4. While the study acknowledges its single-center nature, it does not extensively discuss the potential biases that may arise from this setup. A more detailed examination of how the study's design might influence the results would strengthen its conclusions.

Thank you for the suggestion. It is updated in the discussion section.

Acknowledging the limitations of a study, such as its single-center nature and the relatively small sample size of 120 COVID-19 patients, is an essential aspect of scientific research.

Our study has some limitations: we only had 120 COVID-19 patients; however, they were very well phenotyped. In addition, the biomarkers were only assessed at admission in the ED, but not subsequently; this would have been of interested in order to study their kinetics. Also, it is single centered which can affect the results, because the researchers were aware of the study conditions, their expectations or beliefs could inadvertently influence the results.

5. The paper could more explicitly outline potential directions for future research, especially in terms of larger-scale studies or different patient demographics, to validate and expand upon the findings presented.

Thank you for the suggestion. It is updated in the discussion section.

In the near future we need larger-scale, multicenter studies to validate and extend the current findings. There should be collaboration between multiple healthcare centers to ensure diverse patient populations, various demographic, and clinical characteristics. It is very important to explore how IL-6 and SAA may vary in different groups with different management strategies. The different strategies of treatment can have another investigation on the association between SAA, IL-6, and treatment response. Obtaining reliable results may lead to the standardization of measurement and reporting of SAA and IL-6 levels in patients with COVID-19 and CKD.

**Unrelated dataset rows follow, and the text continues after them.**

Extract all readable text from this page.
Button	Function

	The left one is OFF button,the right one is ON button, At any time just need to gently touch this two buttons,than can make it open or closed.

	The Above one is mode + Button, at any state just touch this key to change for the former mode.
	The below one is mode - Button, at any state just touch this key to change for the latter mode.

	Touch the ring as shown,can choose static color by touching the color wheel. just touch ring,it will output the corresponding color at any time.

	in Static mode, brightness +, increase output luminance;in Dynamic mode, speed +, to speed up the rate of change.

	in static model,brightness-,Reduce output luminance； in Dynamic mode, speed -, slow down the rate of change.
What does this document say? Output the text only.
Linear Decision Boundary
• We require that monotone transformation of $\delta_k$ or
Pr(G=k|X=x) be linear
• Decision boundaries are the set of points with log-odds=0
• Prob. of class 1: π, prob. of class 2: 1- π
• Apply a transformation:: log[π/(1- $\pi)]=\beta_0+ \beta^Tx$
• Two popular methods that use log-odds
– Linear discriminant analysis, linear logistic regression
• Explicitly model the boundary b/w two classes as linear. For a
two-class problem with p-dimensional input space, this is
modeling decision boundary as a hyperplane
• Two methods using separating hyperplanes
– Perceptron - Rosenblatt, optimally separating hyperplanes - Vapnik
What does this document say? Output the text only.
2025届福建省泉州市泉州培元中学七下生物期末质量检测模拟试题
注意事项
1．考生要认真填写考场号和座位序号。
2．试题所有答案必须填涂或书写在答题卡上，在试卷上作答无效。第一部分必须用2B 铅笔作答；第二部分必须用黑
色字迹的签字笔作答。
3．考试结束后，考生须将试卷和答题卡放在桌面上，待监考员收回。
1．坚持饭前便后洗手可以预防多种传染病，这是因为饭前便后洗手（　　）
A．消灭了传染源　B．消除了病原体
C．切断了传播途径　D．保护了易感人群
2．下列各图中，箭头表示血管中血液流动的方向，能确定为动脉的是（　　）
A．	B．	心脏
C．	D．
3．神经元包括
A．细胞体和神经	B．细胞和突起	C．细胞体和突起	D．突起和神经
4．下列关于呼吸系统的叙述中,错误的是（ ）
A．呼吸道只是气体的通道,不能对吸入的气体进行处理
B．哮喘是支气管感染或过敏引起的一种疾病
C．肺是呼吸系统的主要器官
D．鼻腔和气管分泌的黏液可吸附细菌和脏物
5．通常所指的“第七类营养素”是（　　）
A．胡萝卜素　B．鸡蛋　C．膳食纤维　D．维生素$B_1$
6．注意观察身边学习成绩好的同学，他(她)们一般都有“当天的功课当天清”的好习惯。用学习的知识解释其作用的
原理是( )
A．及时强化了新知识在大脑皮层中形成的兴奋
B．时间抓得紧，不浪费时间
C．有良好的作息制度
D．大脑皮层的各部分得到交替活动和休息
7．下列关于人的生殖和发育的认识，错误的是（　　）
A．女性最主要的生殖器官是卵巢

6. Line 33 - maybe it is better to change the website to citation of the website?

Thank you for the suggestion. It is updated in the paper.

Correction:

Since the outburst of COVID-19 pandemic almost 7 million people have died up until this moment (https://covid19.who.int/?mapFilter=deaths  (accessed on 13.12.2023). From a medical point of view, the situation in Bulgaria throughout the pandemic was not too much different from the situation in the most of the world, but according to official data, the percentage of people vaccinated in Bulgaria is one of the poorest in Europe. At precisely that time, the death rate was one of the highest in Eu-rope [1].

Overall, while the study offers valuable insights into IL-6 and SAA as predictors in COVID-19 patients with CKD, addressing these drawbacks could enhance its robustness and applicability.